Margarita Louis-Dreyfus, qui a pris les commandes du groupe après la mort de son mari Robert Louis-Dreyfus en 2009, a cependant souligné qu'elle n'était pas pressée et que le but d'une éventuelle ouverture du capital serait de renforcer l'activité de LDC.

La femme d'affaires suisse, d'origine russe, a consacré les dix dernières années à racheter les parts des actionnaires familiaux minoritaires désireux de se désengager dans le cadre d'un accord de long terme défini par son défunt mari.

Après une décennie de transactions coûteuses agrémentées d'échanges acrimonieux, sur fond de recul des bénéfices sur des marchés agricoles difficiles, Margarita Louis-Dreyfus a finalement porté l'an dernier à plus de 96%, contre 50,1% initialement, la participation de son trust familial Akira dans Louis Dreyfus Company Holdings B.V. (LDHBV), la structure qui détient la participation familiale dans LBC.
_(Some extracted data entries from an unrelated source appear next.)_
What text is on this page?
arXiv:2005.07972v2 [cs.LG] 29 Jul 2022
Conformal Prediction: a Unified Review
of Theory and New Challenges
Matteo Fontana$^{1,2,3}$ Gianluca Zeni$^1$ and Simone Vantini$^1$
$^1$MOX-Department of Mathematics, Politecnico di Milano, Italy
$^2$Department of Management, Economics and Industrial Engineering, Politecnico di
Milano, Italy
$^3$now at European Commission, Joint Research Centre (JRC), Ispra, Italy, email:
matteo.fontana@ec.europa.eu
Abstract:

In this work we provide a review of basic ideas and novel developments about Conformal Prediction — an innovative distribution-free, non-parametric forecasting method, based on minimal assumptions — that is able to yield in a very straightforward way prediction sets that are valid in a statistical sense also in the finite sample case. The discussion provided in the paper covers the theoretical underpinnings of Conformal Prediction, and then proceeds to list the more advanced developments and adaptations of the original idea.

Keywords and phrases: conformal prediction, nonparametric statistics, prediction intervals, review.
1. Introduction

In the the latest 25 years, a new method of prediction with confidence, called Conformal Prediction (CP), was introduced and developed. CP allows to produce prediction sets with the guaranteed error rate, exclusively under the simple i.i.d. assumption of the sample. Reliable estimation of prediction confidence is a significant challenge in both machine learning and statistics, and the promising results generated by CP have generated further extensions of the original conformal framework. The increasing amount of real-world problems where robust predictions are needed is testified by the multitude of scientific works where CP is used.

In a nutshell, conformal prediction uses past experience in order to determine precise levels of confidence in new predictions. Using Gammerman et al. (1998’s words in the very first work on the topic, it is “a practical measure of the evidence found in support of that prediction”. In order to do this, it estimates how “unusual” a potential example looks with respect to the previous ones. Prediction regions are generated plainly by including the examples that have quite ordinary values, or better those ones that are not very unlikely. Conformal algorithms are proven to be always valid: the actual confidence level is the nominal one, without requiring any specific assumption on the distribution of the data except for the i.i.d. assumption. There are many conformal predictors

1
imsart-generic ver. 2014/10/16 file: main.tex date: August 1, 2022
"C'est la première fois dans nos près de 170 années d'existence que nous sommes prêts à ouvrir notre capital à un actionnaire extérieur", a-t-elle dit dans une interview à Reuters.

"Mais nous ne sommes pas sous pression. Nous voulons conserver une majorité de contrôle. Tout le reste dépend de la qualité des offres", a-t-elle ajouté.

Le groupe a déjà laissé entendre qu'il pourrait s'ouvrir à des "acteurs régionaux" pour renforcer ses positions dans les régions ou les domaines où il souhaite se développer, comme la Chine.

DREYFUS "PEUT PLEINEMENT SE CONCENTRER" SUR L'ACTIVITÉ

La consolidation de la position d'Akira au capital de la holding propriétaire de LDC a eu un coût: le trust a emprunté l'an dernier un milliard de dollars à Credit Suisse pour racheter des parts de minoritaires en fournissant ses titres dans LDC en collatéral, montrent des avis financiers.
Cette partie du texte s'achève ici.